Significant Greek-speaking communities exist in the USA, Australia, Albania, Italy, Ukraine, Turkey, Romania, and Hungary. Beyond these, Greek pops up in places all over the world.
Over 13 million people all over the world speak Greek. Around 11 million of them live in Greece, while the remaining 2 million or so live in other countries.
Unfortunately, no data is available on how many people in the world speak Greek as a second language. It may not be as popular a foreign language as English or Spanish, but it has a number of devoted fans and resources for learning it are freely available.
It may not be the most difficult language in the world to learn, but according to various studies, Greek is among the hardest languages for an English-speaking person to acquire. On the one hand, Greek is related to other European languages.
Things that may make Greek hard to master include: its alphabet, noun cases, verb conjugation system, inflections in other parts of speech, including articles. It is a grammatically heavy language, but it is also very logical and well-organized.
The Greek alphabet was developed about 1000 BCE, based on the Phoenician's North Semitic alphabet. It contains 24 letters including seven vowels. Originally, all of its letters were capitalized, lower case forms were developed much later than the upper-case ones.
While the Greek alphabet looks different, it is actually the forebear of the Latin and Cyrillic scripts.
A distinction is often made between Ancient and Modern Greek. Ancient Greek can be considered a dead language in the same way Old Slavonic or Old English are. There are no native speakers of these forms nowadays and speakers of the modern forms of these languages can hardly understand Old Slavonic, Old English or Ancient Greek.

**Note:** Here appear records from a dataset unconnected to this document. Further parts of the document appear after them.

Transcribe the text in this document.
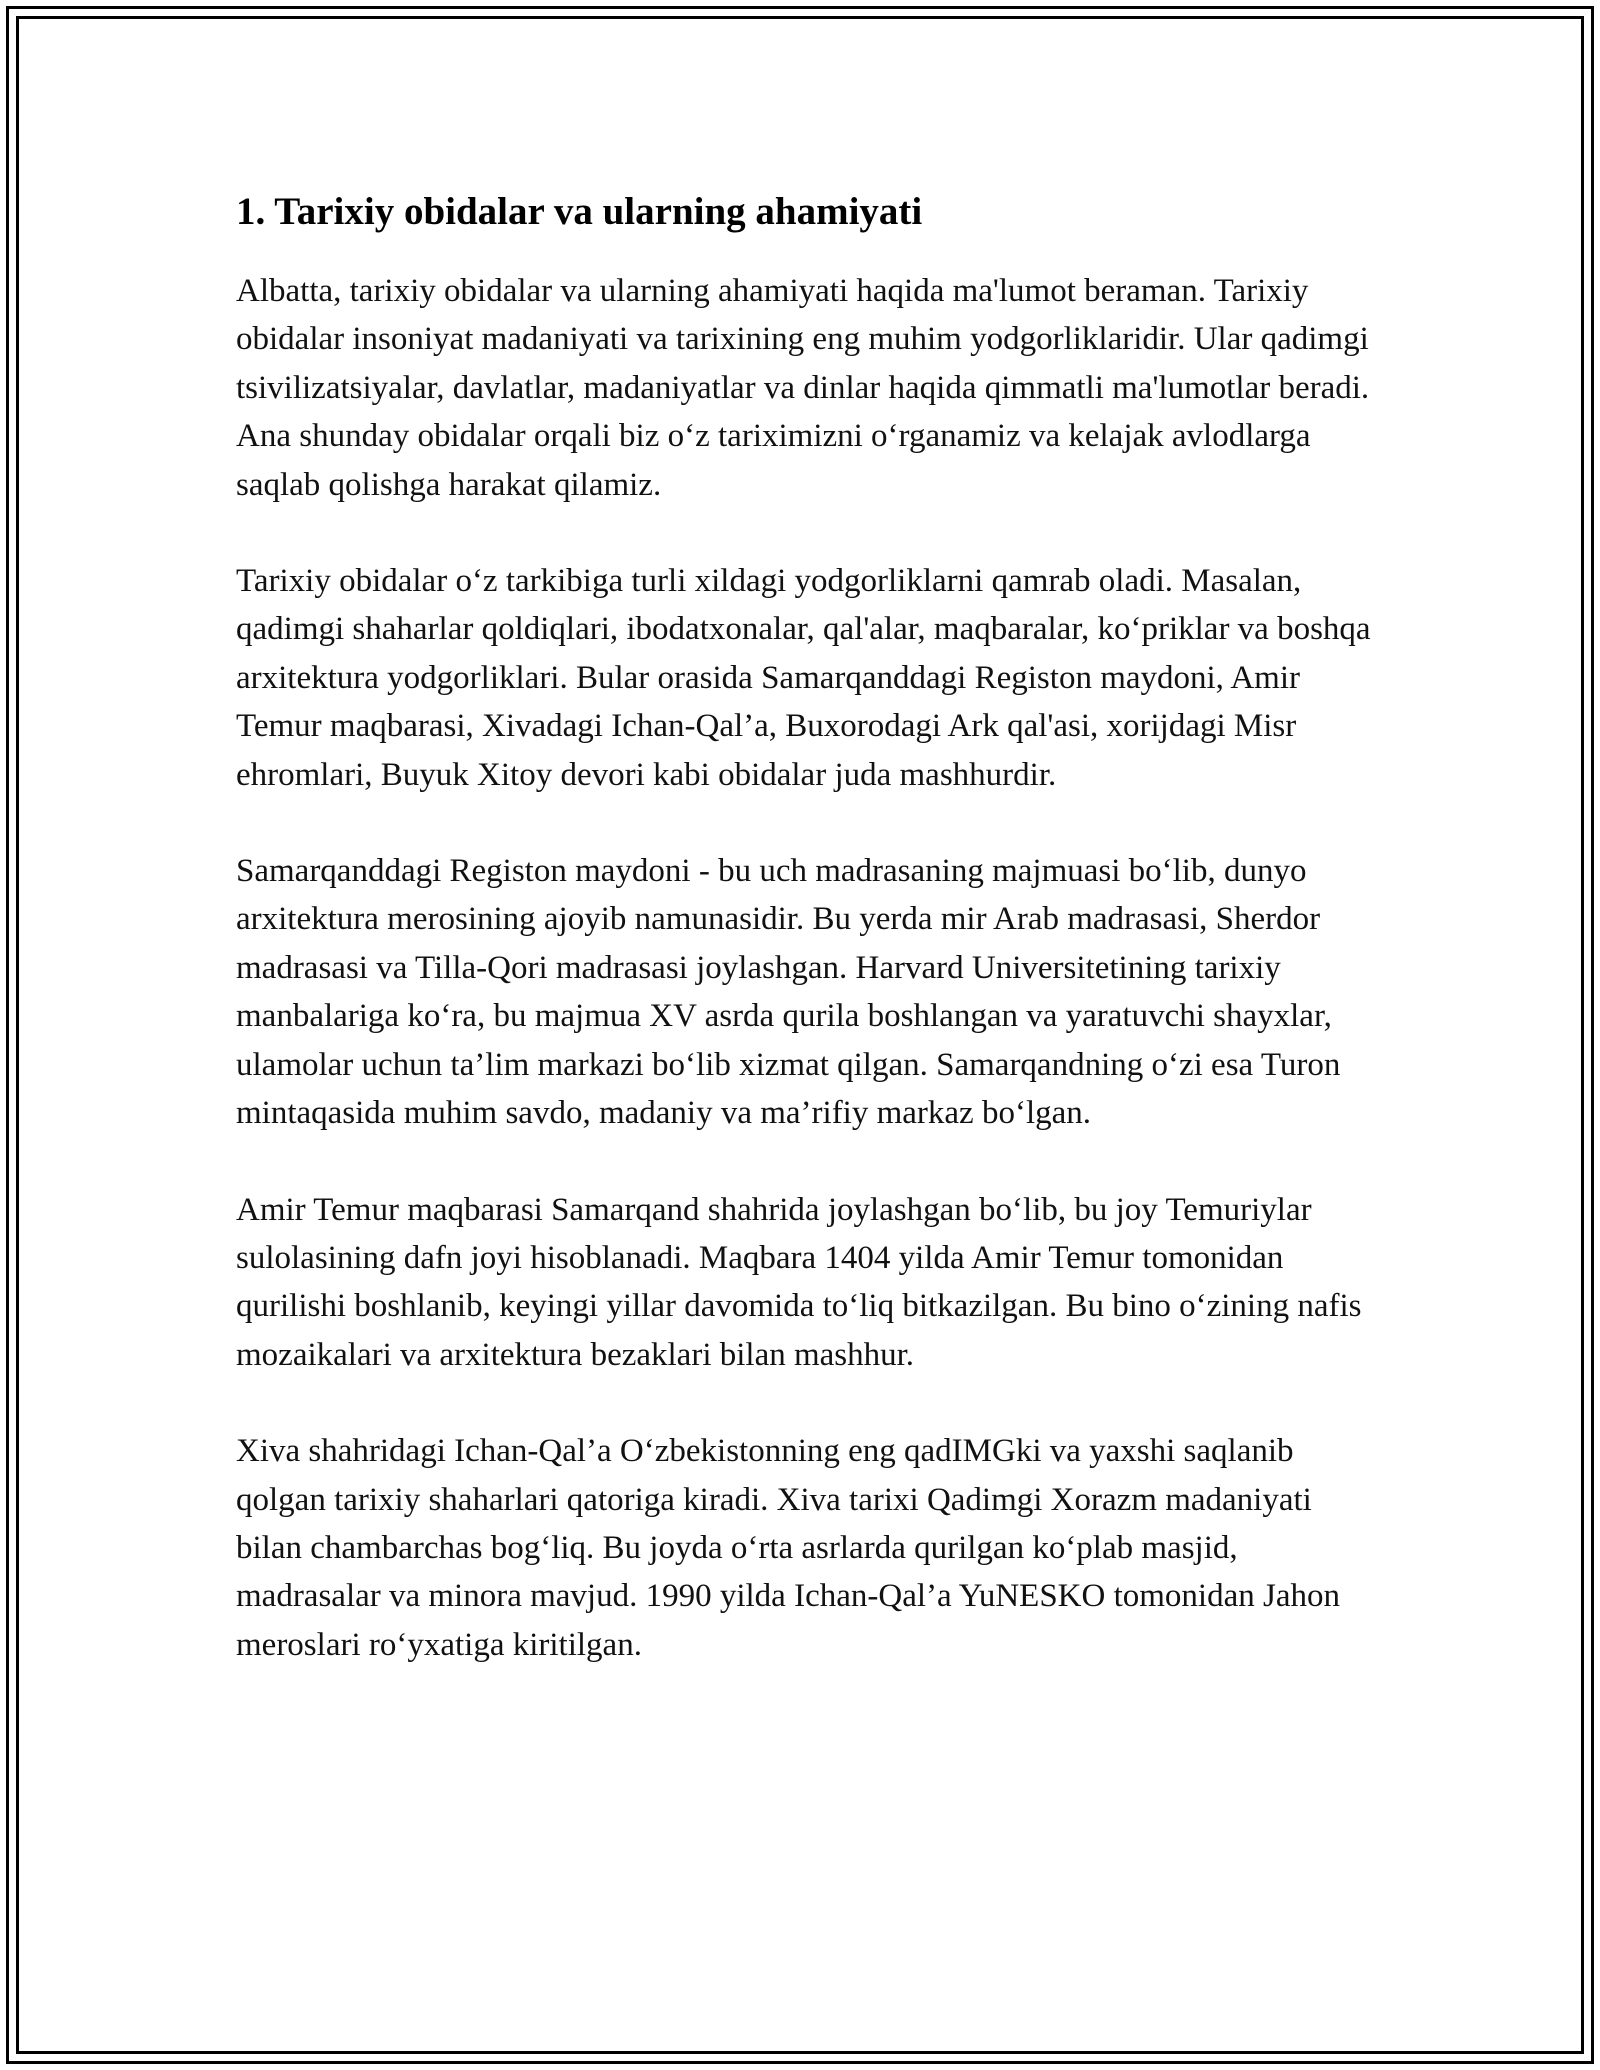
1. Tarixiy obidalar va ularning ahamiyati

Albatta, tarixiy obidalar va ularning ahamiyati haqida ma'lumot beraman. Tarixiy obidalar insoniyat madaniyati va tarixining eng muhim yodgorliklaridir. Ular qadimgi tsivilizatsiyalar, davlatlar, madaniyatlar va dinlar haqida qimmatli ma'lumotlar beradi. Ana shunday obidalar orqali biz o‘z tariximizni o‘rganamiz va kelajak avlodlarga saqlab qolishga harakat qilamiz.

Tarixiy obidalar o‘z tarkibiga turli xildagi yodgorliklarni qamrab oladi. Masalan, qadimgi shaharlar qoldiqlari, ibodatxonalar, qal'alar, maqbaralar, ko‘priklar va boshqa arxitektura yodgorliklari. Bular orasida Samarqanddagi Registon maydoni, Amir Temur maqbarasi, Xivadagi Ichan-Qal’a, Buxorodagi Ark qal'asi, xorijdagi Misr ehromlari, Buyuk Xitoy devori kabi obidalar juda mashhurdir.

Samarqanddagi Registon maydoni - bu uch madrasaning majmuasi bo‘lib, dunyo arxitektura merosining ajoyib namunasidir. Bu yerda mir Arab madrasasi, Sherdor madrasasi va Tilla-Qori madrasasi joylashgan. Harvard Universitetining tarixiy manbalariga ko‘ra, bu majmua XV asrda qurila boshlangan va yaratuvchi shayxlar, ulamolar uchun ta’lim markazi bo‘lib xizmat qilgan. Samarqandning o‘zi esa Turon mintaqasida muhim savdo, madaniy va ma’rifiy markaz bo‘lgan.

Amir Temur maqbarasi Samarqand shahrida joylashgan bo‘lib, bu joy Temuriylar sulolasining dafn joyi hisoblanadi. Maqbara 1404 yilda Amir Temur tomonidan qurilishi boshlanib, keyingi yillar davomida to‘liq bitkazilgan. Bu bino o‘zining nafis mozaikalari va arxitektura bezaklari bilan mashhur.

Xiva shahridagi Ichan-Qal’a O‘zbekistonning eng qadIMGki va yaxshi saqlanib qolgan tarixiy shaharlari qatoriga kiradi. Xiva tarixi Qadimgi Xorazm madaniyati bilan chambarchas bog‘liq. Bu joyda o‘rta asrlarda qurilgan ko‘plab masjid, madrasalar va minora mavjud. 1990 yilda Ichan-Qal’a YuNESKO tomonidan Jahon meroslari ro‘yxatiga kiritilgan.
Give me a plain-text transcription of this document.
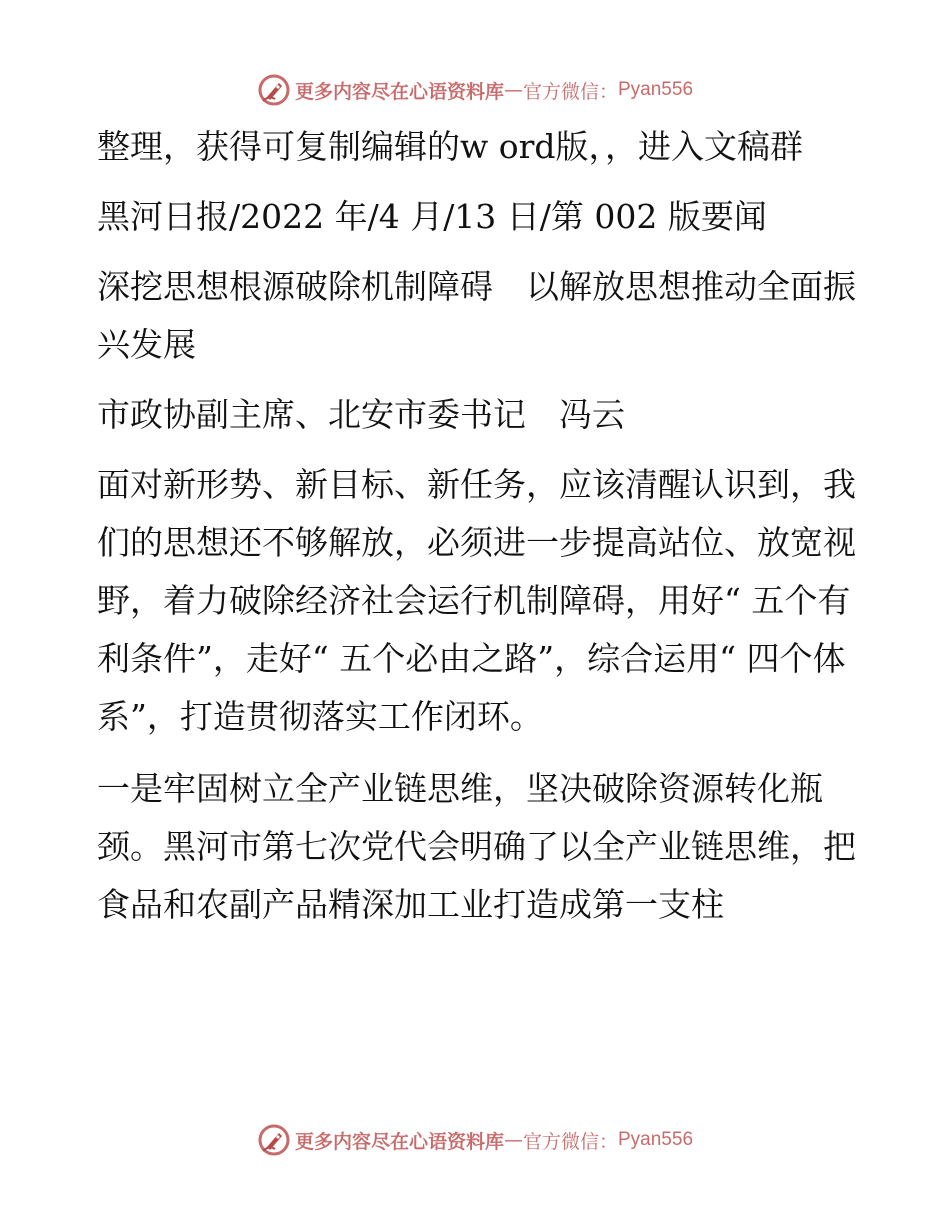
更多内容尽在心语资料库 — 官方微信： Pyan556

整理，获得可复制编辑的w ord版，，进入文稿群

黑河日报/2022 年/4 月/13 日/第 002 版要闻

深挖思想根源破除机制障碍　以解放思想推动全面振兴发展

市政协副主席、北安市委书记　冯云

面对新形势、新目标、新任务，应该清醒认识到，我们的思想还不够解放，必须进一步提高站位、放宽视野，着力破除经济社会运行机制障碍，用好“ 五个有利条件”，走好“ 五个必由之路”，综合运用“ 四个体系”，打造贯彻落实工作闭环。

一是牢固树立全产业链思维，坚决破除资源转化瓶颈。黑河市第七次党代会明确了以全产业链思维，把食品和农副产品精深加工业打造成第一支柱

更多内容尽在心语资料库 — 官方微信： Pyan556
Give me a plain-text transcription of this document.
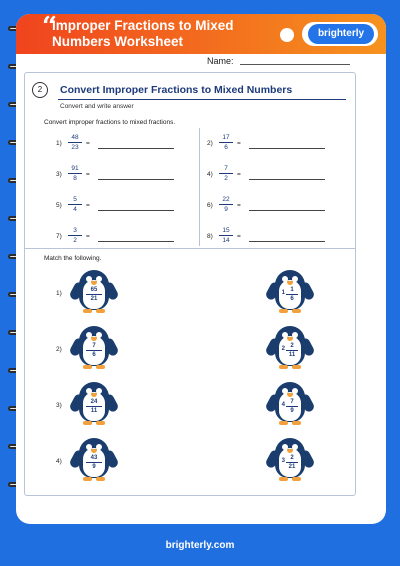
“
Improper Fractions to Mixed
Numbers Worksheet
brighterly
Name:
2	Convert Improper Fractions to Mixed Numbers
Convert and write answer
Convert improper fractions to mixed fractions.
$1) \frac{48}{23}$ =	$2) \frac{17}{6}$ =
$3) \frac{91}{8}$ =	$4) \frac{7}{2}$ =
$5) \frac{5}{4}$ =	$6) \frac{22}{9}$ =
$7) \frac{3}{2}$ =	$8) \frac{15}{14}$ =
Match the following.
1)	65
21
2)	7
6
3)	24
11
4)	43
9
1 1
6
2 2
11
4 7
9
3 2
21
brighterly.com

Ancient Greek is a very old language. It has changed a lot since ancient times to become the Modern Greek we know today, which is a very much alive, spoken by over 13 million people all over the world.
Greek is the only language on its branch (Hellenic) of the Indo-European family tree, so it has no directly related languages. Its closest relations are said to be the Indo-Iranian languages, and Armenian, but that relation is nothing like the relationships that exist among the Romance, Germanic and Slavic languages.
A major language heavily influenced by Greek was Latin, with many words borrowed by the Romans. These words then passed into French, Italian, Spanish to name only three of the Romance languages.